Комиссар с вымученной улыбкой отказывается, что-то мямлит смущенно: мол, я вас прошу понять и простить, служебный долг и ничего личного. Наконец, овладев собой, он прибавляет:
– Вижу, здесь все проходит в рамках приличий…
Эти слова приободряют драгунского ротмистра. Он бросается в гущу, ориентируясь на дамскую шляпку с перьями страуса, и уже в следующее мгновение под одобрительный гомон аристократической молодежи вытягивает оттуда за руку на середину зала знакомую рыжую Розину. Она вдрызг пьяна: еле стоит на ногах, глаза ее полузакрыты. Шляпка, писк моды, стоящий немалых денег, сидит на ее голове криво. На ней нет ничего, кроме розовых драных чулок и мужского фрака, наброшенного на голое тело.
Подан знак: музыка срывается, как с привязи – дикий конь. Подает голос аккордеон – брынь-крынь, брынь-крынь – и заглушает гортанный вскрик, вырвавшийся у глухонемого Яромира при виде Розины.

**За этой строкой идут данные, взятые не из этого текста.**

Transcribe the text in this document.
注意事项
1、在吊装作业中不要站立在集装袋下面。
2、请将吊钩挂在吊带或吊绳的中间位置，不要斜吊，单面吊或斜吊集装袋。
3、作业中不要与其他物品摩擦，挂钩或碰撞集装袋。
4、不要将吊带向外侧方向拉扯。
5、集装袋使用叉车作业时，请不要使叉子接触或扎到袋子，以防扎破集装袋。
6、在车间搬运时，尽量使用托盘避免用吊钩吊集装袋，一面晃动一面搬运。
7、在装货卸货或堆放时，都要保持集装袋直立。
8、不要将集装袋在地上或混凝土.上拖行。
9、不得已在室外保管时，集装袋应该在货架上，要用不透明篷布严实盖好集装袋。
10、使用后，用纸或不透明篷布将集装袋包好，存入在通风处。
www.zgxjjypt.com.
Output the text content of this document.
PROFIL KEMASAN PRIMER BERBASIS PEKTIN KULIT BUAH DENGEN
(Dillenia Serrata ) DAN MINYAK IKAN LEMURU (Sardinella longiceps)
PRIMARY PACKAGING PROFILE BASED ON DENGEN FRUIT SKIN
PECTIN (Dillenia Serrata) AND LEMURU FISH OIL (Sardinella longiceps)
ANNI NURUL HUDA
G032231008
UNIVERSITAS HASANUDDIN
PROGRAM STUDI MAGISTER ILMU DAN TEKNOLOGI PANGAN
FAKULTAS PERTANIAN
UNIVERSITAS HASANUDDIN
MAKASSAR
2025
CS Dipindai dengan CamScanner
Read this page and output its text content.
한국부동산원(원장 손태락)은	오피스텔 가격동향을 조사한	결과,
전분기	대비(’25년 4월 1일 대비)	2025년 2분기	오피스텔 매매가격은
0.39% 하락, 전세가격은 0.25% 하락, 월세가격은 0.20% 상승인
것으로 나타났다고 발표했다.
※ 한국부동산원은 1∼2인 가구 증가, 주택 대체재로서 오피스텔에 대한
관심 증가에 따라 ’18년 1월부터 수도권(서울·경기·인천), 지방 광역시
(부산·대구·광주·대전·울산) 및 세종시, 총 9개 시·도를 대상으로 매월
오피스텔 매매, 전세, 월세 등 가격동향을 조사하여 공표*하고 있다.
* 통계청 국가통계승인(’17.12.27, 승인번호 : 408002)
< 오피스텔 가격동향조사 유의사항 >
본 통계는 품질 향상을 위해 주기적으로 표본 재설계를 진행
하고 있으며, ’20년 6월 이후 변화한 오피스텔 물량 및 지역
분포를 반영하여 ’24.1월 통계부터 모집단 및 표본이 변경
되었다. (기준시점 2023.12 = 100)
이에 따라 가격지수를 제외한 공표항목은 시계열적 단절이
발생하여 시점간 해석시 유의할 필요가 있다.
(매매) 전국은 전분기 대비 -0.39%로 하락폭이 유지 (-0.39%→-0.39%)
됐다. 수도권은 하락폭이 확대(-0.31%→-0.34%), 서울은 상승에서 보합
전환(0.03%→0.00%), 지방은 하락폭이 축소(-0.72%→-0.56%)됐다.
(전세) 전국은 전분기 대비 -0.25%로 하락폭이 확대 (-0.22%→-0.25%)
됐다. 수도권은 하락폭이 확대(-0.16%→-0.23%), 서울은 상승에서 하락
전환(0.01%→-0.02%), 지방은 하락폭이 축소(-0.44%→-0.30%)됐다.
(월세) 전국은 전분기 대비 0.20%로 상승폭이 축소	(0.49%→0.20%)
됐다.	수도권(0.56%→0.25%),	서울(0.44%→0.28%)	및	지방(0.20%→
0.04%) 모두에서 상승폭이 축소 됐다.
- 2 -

Мы уже собираемся уходить. Цвах просит счет. За гомоном его еле слышно.
Ротмистр держит за руку полуголую Розину, медленно кружит с ней в танце.
Но вот толпа почтительно расступается. Со скамеек доносится приглушенный шепот, шеи вытягиваются, и к танцующей паре присоединяется другая, еще более скандальная: смазливый отрок в розовом трико, с длинными белокурыми локонами до плеч и аляповато, как у проститутки, накрашенными губами и нарумяненными щеками виснет на груди князя Аттенштадта.
Слащавый, до омерзения приторный вальсок источает арфа.
«До чего же гнусное житье», – думаю я, и от невыносимого отвращения перехватывает горло. Чувствую, что задыхаюсь, что нужно срочно глотнуть свежего воздуха. Ищу глазами дверь: там стоит комиссар и, стыдливо отводя взор, шепчет на ухо сопровождающему его шуцману какие-то инструкции. Тот запихивает в карман какую-то вещь. Судя по бряцанию, это наручники. Оба не спускают глаз с рябого Лойзы. Какое-то мгновение тот, казалось, хотел спрятаться, но потом, оцепенев, с побелевшим и обезображенным от ужаса лицом, застыл как вкопанный.
Одна картина возникает в моей памяти и мгновенно угасает – картина, виденная мною с час тому назад: Прокоп наклоняется, прислушиваясь, над решеткой сточной канавы, а оттуда доносится страшный, истошный крик.
Я тоже хочу крикнуть – и не могу. Холодные пальцы бесцеремонно вкладываются мне в рот, прижимают к небу язык, толкают его за зубы, словно кляпом затыкают мне глотку – и я не могу вымолвить и слово.
Я не вижу пальцев, знаю, что они бесплотны, но все же чувствую их физически.
И я, более того, прекрасно осознаю: этот же фантом руки направлял странного гостя, передавшего мне книгу Иббур на Ганпасгассе.
– Воды! Воды! – вдруг закричал над самым моим ухом Цвах.
Мне приподнимают голову, подносят к зрачкам пламя свечи…
– Надо вести его домой, и… и срочно – врача!..
– А может, лучше к архивариусу Гиллелю? Он в таких делах сведущ…
– Ну ладно, скорее к нему!
Сбивчивым шепотом друзья советуются надо мной.
Помню, что потом я неподвижно, как труп, лежал на носилках, а Врисландер выносил меня из заведения на пару с Прокопом.